Pharmacokinetic characterization of a natural product-inspired novel MEK1 inhibitor E6201 in preclinical species
PURPOSE: E6201 is a natural product-inspired novel inhibitor of mitogen-activated protein kinase/extracellular signal-regulated kinase kinase-1 (MEK1) and other kinases and is currently under development as an anticancer (parenteral administration) and antipsoriasis agent (topical application). In vitro and in vivo preclinical studies were performed to characterize the pharmacokinetics of E6201. Allometric scaling was applied to predict human pharmacokinetics of E6201.

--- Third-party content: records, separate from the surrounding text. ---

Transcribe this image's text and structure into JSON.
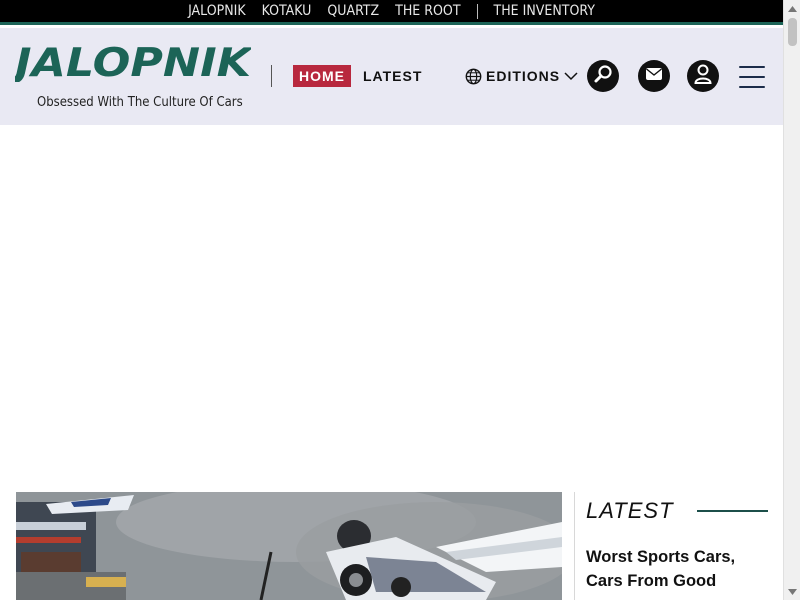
{
  "network": {
    "items": [
      "JALOPNIK",
      "KOTAKU",
      "QUARTZ",
      "THE ROOT",
      "THE INVENTORY"
    ]
  },
  "header": {
    "logo_text": "JALOPNIK",
    "tagline": "Obsessed With The Culture Of Cars",
    "nav": {
      "home": "HOME",
      "latest": "LATEST",
      "editions": "EDITIONS"
    }
  },
  "sidebar": {
    "title": "LATEST",
    "headline": "Worst Sports Cars, Cars From Good"
  },
  "colors": {
    "brand_green": "#1c6457",
    "home_red": "#b8283e",
    "header_bg": "#e9e9f3"
  },
  "icons": [
    "globe-icon",
    "chevron-down-icon",
    "search-icon",
    "mail-icon",
    "user-icon",
    "menu-icon"
  ]
}
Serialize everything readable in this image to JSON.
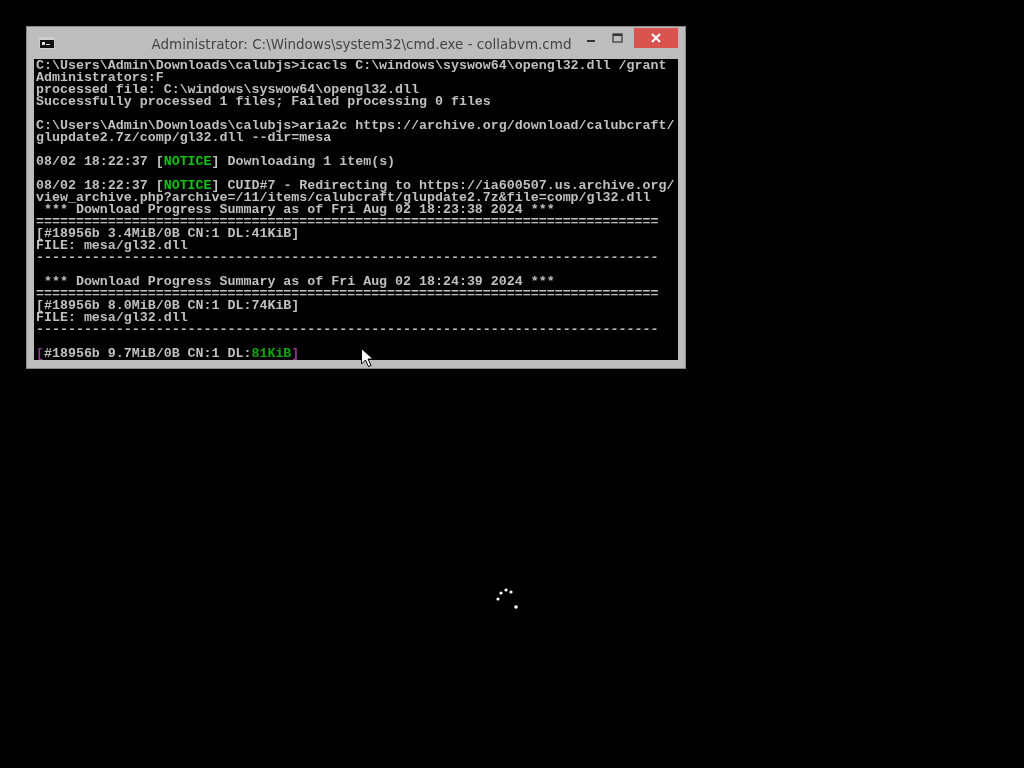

METHODS: In vitro metabolism studies for CYP induction and CYP inhibition were conducted using human hepatocytes and microsomes, respectively. Metabolic stability using microsomes and protein-binding studies using pooled plasma were performed for mice, rats, dogs, and human. Pharmacokinetics of E6201 and its isomeric metabolite, ER-813010, in mice, rats, and dogs was determined following single IV administration of E6201 at three dose levels. Bioanalysis was performed using LC/MS/MS. Pharmacokinetic parameters were determined using non-compartmental analysis, and allometric scaling with a two-compartment model was used to predict E6201 pharmacokinetics in humans.
RESULTS: E6201 showed high plasma protein binding (>95%), and metabolic stability half-life ranged from 36 to 89 min across species. In vitro CYP inhibition (CYP1A2, 2C9, 2C19, 2D6, 2E1, and 3A) and CYP induction (CYP1A, 3A, 2C9, and 2C19) suggested no inhibitory or induction effect on the tested human CYPs up to 10 μM of E6201. Pharmacokinetics of E6201 in mice, rats, and dogs was characterized by mean clearance ranging from 3.45 to 10.92 L/h/kg, distribution volume ranging from 0.63 to 13.09 L/kg, and elimination half-life ranging from 0.4 to 1.6 h. ER-813010 was detected in all species with metabolite to parent exposure ratio (AUC(R)) ranging from 3.1 to 33.4% and exhibited fast elimination (<3 h). The allometry predicted high clearance and large volume of distribution of E6201 in humans and was in general in good agreement with the observed first human subject pharmacokinetics.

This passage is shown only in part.